1. because the meeting made him look like a spineless dork and
2. because fidel “i’ll be yo’ sugar daddy” castro had promised to keep the meeting a secret.

oh.
you mean… no.
you mean fidel “spank me like you mean it” castro told a lie? castro? lied? is this bizarro world or something?

gee, i didn’t see that coming, did you?
um, yeah! geez fox, how long have you been in politics, heck, how long have you been alive? cripes, what kind of imbicile trusts castro?
rookie.

anyway, i heard on the radio news today that jimmy carter is all about starting an anti-castro club (i thought the united states was the anti-castro club) and he wants to be in charge of it. well, ok. i’m all for getting rid of the ass (castro, not carter) but c’mon, jimmy carter? i’m not saying carter is a bad guy or anything, but i mean, isn’t that like putting the class wimp in charge of telling the bully not to be so mean to everyone?
the school nurse better get ready to put some ice on carter’s black eye and bloody nose.
and sheesh, carter couldn’t do anything about it back when he was in charge of getting rid of the freak.
i mean, every president since the ’60s has promised to get rid of that cigar-chewing mofo.

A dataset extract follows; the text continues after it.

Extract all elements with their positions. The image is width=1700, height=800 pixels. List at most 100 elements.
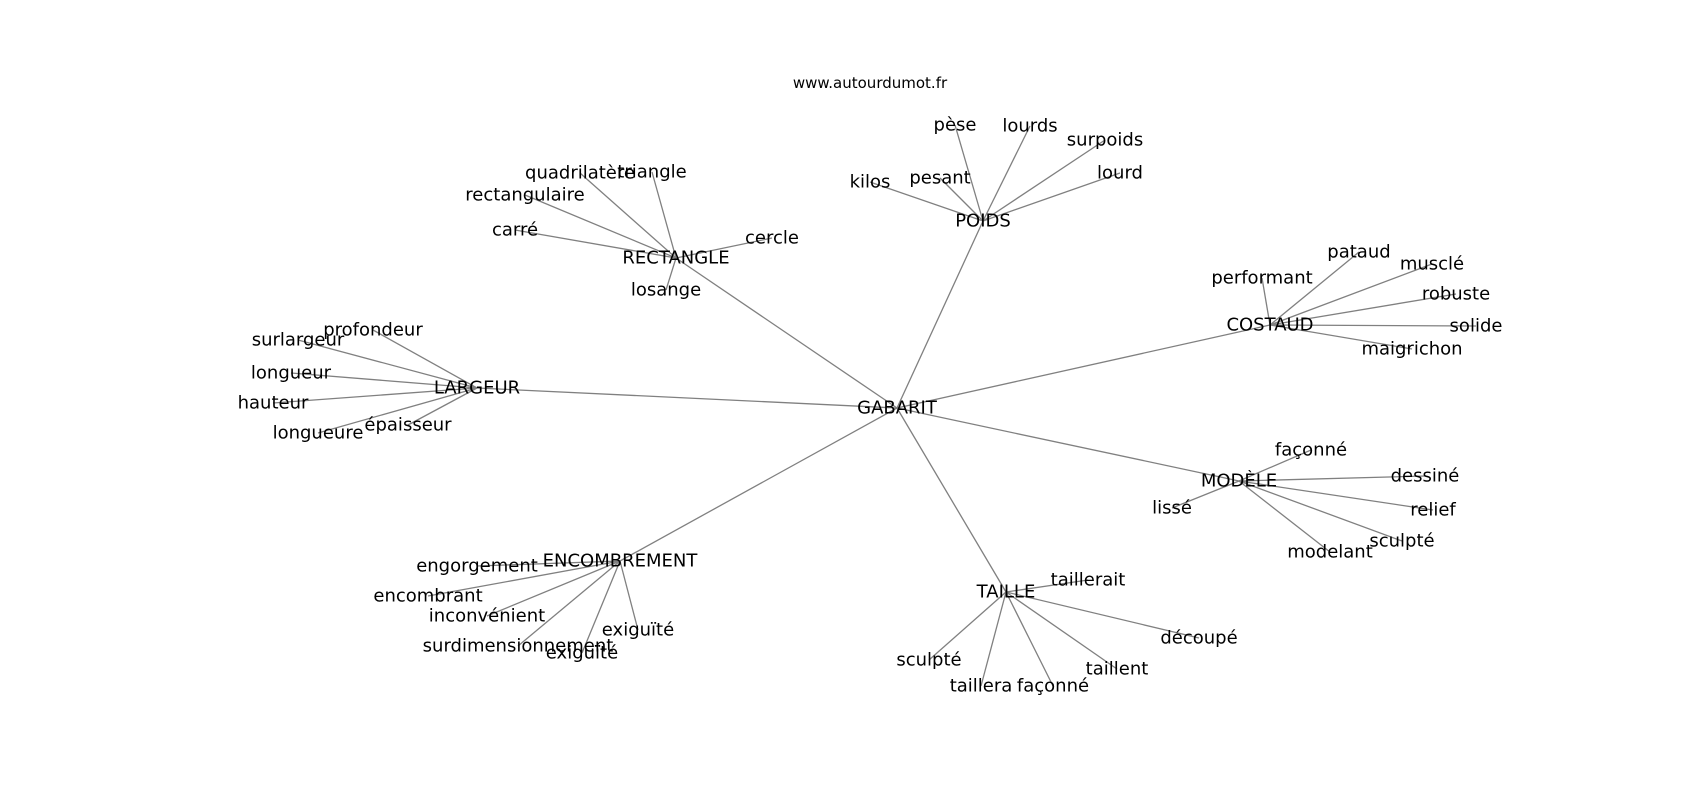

but presidents are so bad at that sort of thing. they aren’t intimidating at all. they wear suits and ties.
what we really need is someone with some muscles and blue jeans. and probably a crowbar or claw-hammer. and also give him a gun, like a bazooka. something big and scary. we need randy “macho man” savage.

“oh yeeeeeah. listen up castro. i’m comin’ after you! yeeeah. and you better run, ’cause i’m bringin’ some marines with me. oh yeeeeah! and you can’t hide ’cause we can smell your skank from here! yeeeeeah, i’m gonna turn you into gravy and make you eat your own missiles! ooooooooooooh yeeeeeeeeeeah!”

so someone get jimmy carter outta there and get us someone with a decent scary voice and preferably some muscles and preferably someone under 60 years old. for crying out loud, i gotta think of everything?

and now for your link of the week, scott saylor sent me this little gem: http://etrata.home.attbi.com/flash/banana.swf
it’s really only funny is you have a sound card. well, i thought it was funny. some other people (roommate) didn’t think it was funny.